Monday, February 21, 2011

Poor Americans - The Problem of Consolidated Wealth

If I was a conspiracy theorist, I would say that it was the fault of big money.  I've been trying to watch the same documentary courtesy of Netflix for over two weeks.  My Bluray player won't read the disc.  Windows won't read the disc.  Ubuntu only would read 30 minutes of the disc before deciding there wasn't any information left on it.  By the way, the DVD doesn't have any scratches.  It doesn't have any flaws as far as I can tell.  So why won't it play?

The One Percent is a telling documentary about wealth disparity in the U.S. and the connection between Washington D.C. and richest people in America.  I have to wonder why I had such difficulty watching this film that was supposed to be circulated by a corporate agency created for the express purpose of film circulation.  I feel thwarted. 

Despite this, I know what the conclusion is.  It is dangerous for so much wealth to be consolidated in the hands of so few.  Not only can we talk about the consolidation of financial wealth, but social wealth as well.  Even in the case where a child is deprived of their monetary inheritance, they still have their name.  A name can give you many things.  Connections are inherited.  Social circles are built on names.  It is impossible to deny that social capital has as much importance as financial. 

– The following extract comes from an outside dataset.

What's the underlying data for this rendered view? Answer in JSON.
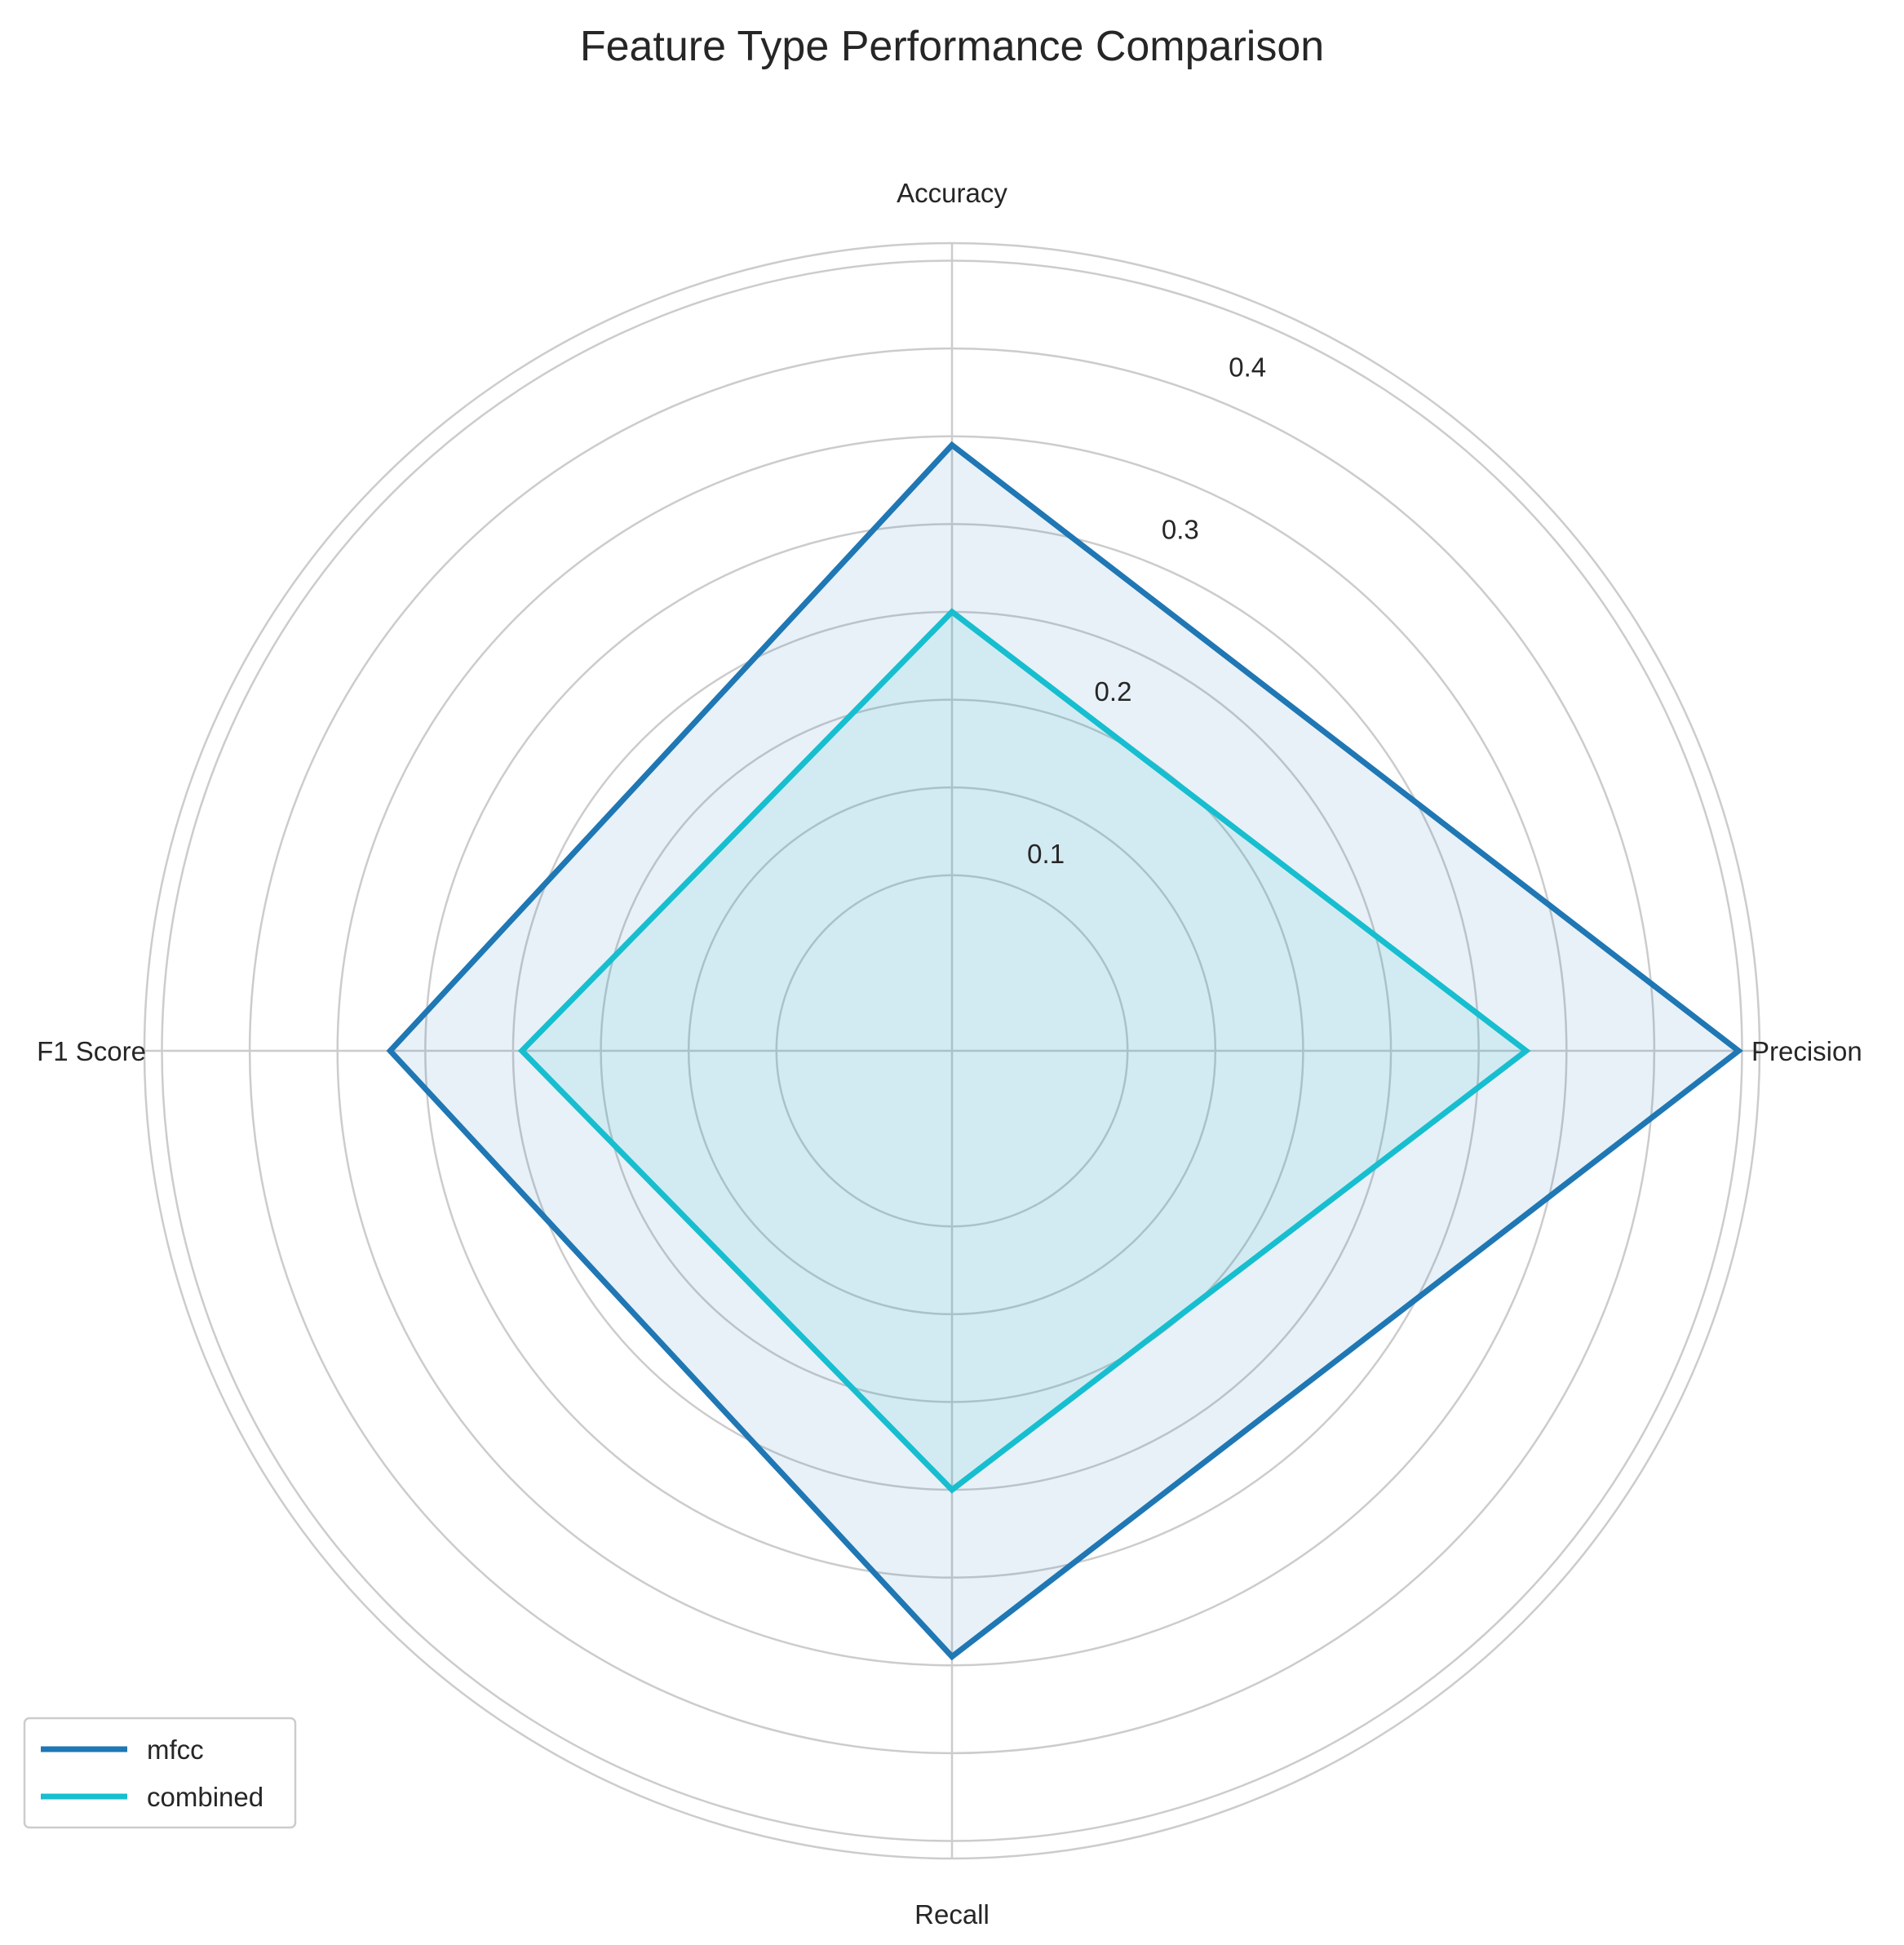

The recommendations of close friends get jobs.  Relationships facilitate class movement, wealth generation, and general improvement of a person's situation.  The bigger your social network, the better chances you have of getting things you want. The more influential your connections, the more options you have.  It is therefore impossible to disenfranchise an heir of the top one percent, unless they themselves have singlehandedly squandered their wealth and connections (which would take a great deal of effort). And who, in their right mind would do such a thing? No one.  Certainly not me.